China may continue to grow in the near term, but this is growth under extractive institutions – mostly relying on politically connected businesses and technological transfer and catch-up. The next stage of economic growth – generating genuine innovation – will be much more difficult unless China's political institutions change to create an environment that rewards the challenging of established interests, technologies, firms, and authority.
We have a historical precedent for this type of growth and how it runs out of steam: the Soviet Union. After the Bolsheviks took over the highly inefficient agricultural economy from the Tsarist regime and started to use the power of the state to move people and resources into industry, the Soviet Union grew at then-unparalleled rates, achieving an average annual growth rate of over 6 percent between 1928 and 1960.

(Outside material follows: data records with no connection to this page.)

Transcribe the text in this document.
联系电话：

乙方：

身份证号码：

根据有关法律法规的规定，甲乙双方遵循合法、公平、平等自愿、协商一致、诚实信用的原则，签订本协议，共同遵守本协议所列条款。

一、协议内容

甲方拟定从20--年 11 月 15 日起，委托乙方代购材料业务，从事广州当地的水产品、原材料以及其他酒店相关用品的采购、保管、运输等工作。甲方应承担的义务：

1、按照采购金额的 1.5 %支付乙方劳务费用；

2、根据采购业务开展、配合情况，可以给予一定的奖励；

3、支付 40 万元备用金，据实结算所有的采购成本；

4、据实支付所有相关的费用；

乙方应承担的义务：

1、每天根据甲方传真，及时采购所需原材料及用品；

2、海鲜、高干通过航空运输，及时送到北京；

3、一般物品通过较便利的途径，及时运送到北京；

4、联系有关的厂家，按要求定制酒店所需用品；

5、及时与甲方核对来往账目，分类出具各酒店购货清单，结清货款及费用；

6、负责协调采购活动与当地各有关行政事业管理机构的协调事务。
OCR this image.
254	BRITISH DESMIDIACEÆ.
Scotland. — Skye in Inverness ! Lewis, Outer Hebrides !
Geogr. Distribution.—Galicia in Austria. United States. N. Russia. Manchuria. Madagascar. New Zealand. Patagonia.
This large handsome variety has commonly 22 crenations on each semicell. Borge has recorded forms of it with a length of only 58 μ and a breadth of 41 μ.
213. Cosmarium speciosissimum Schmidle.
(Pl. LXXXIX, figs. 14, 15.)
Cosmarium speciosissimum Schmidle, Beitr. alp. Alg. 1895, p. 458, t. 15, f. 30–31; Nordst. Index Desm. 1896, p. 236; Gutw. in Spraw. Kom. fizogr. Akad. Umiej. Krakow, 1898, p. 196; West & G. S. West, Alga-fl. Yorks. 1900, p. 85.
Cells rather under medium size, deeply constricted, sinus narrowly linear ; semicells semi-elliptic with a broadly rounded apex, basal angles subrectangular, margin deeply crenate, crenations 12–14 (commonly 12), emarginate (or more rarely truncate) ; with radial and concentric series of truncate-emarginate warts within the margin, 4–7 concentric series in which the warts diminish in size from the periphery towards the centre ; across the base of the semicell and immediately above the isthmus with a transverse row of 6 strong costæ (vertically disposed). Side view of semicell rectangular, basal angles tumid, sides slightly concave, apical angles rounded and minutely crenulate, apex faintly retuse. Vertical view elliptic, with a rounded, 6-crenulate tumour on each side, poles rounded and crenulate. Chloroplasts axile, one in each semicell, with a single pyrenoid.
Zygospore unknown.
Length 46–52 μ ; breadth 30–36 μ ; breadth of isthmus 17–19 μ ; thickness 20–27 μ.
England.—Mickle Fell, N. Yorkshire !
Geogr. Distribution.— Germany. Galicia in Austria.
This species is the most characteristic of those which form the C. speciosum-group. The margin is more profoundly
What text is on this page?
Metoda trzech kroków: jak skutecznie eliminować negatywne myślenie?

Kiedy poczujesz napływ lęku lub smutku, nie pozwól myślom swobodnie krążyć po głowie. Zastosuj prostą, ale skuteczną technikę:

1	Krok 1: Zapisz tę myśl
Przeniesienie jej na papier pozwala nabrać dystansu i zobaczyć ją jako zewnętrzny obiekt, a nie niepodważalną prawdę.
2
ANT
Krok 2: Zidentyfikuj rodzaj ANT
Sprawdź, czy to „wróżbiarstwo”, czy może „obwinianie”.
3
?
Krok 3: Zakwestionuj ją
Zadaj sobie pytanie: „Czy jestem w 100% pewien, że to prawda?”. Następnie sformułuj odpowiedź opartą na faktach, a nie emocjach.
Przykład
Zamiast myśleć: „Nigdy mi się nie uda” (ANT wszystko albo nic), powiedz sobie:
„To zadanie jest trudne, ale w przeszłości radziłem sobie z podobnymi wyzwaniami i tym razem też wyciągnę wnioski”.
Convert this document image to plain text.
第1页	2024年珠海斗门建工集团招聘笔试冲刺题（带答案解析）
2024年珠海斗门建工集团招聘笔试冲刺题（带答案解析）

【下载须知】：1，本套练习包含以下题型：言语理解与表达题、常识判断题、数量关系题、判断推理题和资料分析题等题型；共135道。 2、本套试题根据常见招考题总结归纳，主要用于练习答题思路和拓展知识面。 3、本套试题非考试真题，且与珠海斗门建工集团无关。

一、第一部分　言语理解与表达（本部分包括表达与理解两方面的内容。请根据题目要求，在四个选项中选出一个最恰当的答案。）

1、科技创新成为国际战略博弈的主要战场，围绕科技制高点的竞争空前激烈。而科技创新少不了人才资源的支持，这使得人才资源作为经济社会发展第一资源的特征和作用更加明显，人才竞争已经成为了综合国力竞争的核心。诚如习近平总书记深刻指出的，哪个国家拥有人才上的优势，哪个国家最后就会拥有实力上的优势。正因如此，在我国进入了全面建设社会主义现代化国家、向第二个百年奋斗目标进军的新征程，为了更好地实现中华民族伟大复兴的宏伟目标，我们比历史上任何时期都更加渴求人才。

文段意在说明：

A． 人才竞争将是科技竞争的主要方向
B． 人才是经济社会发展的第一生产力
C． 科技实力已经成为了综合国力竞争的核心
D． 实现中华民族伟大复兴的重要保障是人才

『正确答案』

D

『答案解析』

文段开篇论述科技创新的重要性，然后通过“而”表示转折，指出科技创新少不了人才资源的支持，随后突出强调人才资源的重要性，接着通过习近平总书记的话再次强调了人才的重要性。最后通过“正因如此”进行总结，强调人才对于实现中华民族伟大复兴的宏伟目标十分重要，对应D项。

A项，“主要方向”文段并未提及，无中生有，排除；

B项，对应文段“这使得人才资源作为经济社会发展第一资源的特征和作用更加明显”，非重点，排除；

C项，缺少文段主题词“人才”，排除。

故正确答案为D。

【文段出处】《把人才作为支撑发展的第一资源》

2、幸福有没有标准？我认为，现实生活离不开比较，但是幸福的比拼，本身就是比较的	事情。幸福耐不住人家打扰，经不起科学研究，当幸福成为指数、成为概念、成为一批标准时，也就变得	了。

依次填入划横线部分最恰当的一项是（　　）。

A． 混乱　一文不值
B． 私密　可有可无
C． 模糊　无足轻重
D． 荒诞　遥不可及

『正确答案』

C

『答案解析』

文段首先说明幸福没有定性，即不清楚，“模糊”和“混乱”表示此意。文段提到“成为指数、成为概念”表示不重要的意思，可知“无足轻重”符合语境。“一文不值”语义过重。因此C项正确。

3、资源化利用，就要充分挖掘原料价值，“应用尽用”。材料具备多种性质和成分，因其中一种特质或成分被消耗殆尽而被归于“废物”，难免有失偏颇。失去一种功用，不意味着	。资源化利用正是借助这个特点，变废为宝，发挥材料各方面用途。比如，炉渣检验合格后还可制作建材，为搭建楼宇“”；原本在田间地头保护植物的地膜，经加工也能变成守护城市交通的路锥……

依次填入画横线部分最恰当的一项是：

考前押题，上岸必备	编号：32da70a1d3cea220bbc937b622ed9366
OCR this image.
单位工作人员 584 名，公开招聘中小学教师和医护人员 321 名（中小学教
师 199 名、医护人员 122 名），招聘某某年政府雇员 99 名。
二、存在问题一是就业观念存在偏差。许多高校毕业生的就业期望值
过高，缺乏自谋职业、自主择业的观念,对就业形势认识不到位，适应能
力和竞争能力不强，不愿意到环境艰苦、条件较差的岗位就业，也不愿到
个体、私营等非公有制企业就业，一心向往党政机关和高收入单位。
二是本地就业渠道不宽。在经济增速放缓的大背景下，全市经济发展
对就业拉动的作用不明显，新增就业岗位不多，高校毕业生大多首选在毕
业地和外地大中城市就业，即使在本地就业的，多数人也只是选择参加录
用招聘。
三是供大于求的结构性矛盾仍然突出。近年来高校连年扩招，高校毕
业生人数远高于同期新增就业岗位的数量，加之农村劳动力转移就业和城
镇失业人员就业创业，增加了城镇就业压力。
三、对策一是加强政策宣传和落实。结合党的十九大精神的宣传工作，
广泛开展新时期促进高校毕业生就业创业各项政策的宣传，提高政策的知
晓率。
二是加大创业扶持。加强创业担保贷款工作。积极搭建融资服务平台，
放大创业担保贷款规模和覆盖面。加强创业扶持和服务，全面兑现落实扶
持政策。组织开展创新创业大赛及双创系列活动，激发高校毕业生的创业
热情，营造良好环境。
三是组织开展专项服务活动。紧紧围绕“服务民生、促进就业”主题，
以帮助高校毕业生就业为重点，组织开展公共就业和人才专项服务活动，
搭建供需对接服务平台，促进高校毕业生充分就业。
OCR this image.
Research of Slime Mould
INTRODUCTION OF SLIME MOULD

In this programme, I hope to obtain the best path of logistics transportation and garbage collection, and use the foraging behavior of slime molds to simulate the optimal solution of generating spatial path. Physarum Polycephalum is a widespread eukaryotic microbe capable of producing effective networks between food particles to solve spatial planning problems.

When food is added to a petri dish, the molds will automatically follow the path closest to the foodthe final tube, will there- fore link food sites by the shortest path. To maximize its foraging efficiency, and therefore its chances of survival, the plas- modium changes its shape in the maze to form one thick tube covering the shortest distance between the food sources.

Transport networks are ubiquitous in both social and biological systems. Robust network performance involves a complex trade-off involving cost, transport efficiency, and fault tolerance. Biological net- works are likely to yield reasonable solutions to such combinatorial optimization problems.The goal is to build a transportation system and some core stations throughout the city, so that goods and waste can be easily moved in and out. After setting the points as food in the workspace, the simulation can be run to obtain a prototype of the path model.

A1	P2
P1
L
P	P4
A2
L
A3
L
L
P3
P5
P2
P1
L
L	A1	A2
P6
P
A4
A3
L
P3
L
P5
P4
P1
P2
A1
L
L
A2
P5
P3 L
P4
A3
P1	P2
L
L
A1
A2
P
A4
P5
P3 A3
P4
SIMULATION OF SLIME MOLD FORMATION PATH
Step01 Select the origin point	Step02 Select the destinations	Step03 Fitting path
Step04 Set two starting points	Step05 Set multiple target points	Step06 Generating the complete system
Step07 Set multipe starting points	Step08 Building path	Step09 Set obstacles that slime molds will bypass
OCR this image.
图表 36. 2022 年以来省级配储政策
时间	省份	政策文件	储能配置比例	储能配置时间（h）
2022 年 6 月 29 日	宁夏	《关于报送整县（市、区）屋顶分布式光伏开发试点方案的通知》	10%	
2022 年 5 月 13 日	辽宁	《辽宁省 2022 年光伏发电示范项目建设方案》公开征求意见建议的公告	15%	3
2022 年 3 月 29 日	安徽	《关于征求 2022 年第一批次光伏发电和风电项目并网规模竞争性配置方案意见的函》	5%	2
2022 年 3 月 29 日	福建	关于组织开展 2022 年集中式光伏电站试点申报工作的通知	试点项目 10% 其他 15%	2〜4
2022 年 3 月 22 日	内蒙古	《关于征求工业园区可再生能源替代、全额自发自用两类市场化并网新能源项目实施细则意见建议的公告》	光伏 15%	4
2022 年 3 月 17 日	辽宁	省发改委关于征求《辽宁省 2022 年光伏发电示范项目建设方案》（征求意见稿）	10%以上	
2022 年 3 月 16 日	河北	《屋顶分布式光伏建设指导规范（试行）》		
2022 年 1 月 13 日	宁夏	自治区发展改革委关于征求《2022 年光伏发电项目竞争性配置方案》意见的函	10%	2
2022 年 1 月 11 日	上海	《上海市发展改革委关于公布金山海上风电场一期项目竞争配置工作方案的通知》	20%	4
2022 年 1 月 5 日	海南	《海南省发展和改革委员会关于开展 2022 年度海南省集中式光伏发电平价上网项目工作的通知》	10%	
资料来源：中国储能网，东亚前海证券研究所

Though there was much enthusiasm about Soviet growth – as there is now about China’s growth machine – it couldn’t and didn’t last. By the 1970s, the Soviets had produced almost all the growth that could be derived from moving people from agriculture into industry, and despite various incentives and bonuses, and even harsh punishments for failure, they could not generate innovation. The Soviet economy stagnated and then totally collapsed.
China has more potential than the Soviet Union. Its growth has not come simply by government fiat, but also because it has reformed its economic institutions, providing incentives to farmers and some firms (though having government connections still helps enormously, and challenging powerful firms can land you in jail or worse). China also had more technological catching up to do than the Soviet Union.